Gather's Event Portal was a widely used B2B2C feature for venues and their guests to handle proposals and payments. The event venue would work up a proposal with menus, food & beverage minimums and rental charges within Gather's product and share those with the guest on the Event Portal. Once all parties were in agreement on the specifics, it was also where the guest signed their proposal and paid their deposit.
This page was a well known source of support calls from clients whose customers were stuck not knowing what they were supposed to do once the Portal link had been shared with them. It was a confusing page of numbers, links and industry terms that a user just wanting to throw their parents an anniversary party may not be familiar with.
PERSONA: a non-technical user planning an event through a restaurant or venue
Goal To improve the guest experience, alleviate client frustration and reduce calls to the support team
Through a series of user sessions with existing Gather clients familiar with the portal, it was determined that the single biggest stumbling block using the existing design was that their guests were unsure what was required of them. What action did they need to take and how did they go about doing it?

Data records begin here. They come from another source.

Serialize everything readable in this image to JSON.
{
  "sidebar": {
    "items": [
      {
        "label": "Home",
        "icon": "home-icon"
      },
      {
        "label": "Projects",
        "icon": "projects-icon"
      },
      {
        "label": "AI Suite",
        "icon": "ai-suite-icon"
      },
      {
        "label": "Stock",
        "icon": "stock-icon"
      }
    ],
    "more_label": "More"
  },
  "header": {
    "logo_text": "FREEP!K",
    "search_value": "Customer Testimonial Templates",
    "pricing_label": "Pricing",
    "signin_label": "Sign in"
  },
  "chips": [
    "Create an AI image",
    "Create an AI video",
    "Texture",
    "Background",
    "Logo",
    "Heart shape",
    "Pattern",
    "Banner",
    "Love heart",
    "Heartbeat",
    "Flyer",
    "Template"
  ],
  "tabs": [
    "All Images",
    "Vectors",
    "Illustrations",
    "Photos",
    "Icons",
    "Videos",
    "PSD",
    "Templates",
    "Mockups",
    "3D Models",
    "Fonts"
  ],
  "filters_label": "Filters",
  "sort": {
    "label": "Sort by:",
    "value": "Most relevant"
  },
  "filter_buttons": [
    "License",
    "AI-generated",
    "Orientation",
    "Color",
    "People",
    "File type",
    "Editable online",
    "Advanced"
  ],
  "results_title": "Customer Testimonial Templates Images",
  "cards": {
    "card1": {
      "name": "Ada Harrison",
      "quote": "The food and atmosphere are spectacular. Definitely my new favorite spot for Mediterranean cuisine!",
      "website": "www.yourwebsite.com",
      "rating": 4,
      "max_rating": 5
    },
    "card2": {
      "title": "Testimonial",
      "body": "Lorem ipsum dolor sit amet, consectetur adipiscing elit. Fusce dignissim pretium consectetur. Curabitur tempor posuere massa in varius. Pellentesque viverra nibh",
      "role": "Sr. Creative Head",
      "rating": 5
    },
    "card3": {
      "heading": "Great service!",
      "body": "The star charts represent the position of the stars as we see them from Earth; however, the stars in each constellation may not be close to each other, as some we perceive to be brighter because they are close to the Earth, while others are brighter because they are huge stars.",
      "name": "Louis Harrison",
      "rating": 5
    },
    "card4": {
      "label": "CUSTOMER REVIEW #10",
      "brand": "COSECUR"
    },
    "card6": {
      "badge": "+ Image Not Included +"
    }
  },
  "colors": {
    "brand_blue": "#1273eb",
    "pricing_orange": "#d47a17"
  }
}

Here is more detail in each of the improvements we made to the Portal seen in the image above:
The existing design utilized a banner message for the guest's call-to-action with a narrow row at the top of the page. While items at the very top of the page should logically fall into the F-pattern of a user’s scan of the page, this row seemed to be invisible to many users. We observed a number of users interact with the page and saw most gloss over the CTA like it wasn't there. When asked, they simply didn't see it and assumed the hero image was the beginning of the content.I determined that the pale blue background color of the row visually blurred into the chrome of the web browser. In addition, the blue used for the text link did not meet AA contrast standards. Therefore, my first goal was to make the primary call-to-action much more obvious to the user.By this stage of the event booking process, the user has already selected the location for their event, so a large hero image only served to push useful information further down the page. There were numerous line items in the charges section with no visual hierarchy to group them. This led to confusion from some users as to what they were being asked to pay for. An ambiguously labeled link hid a useful detailed financial walk-down of the event.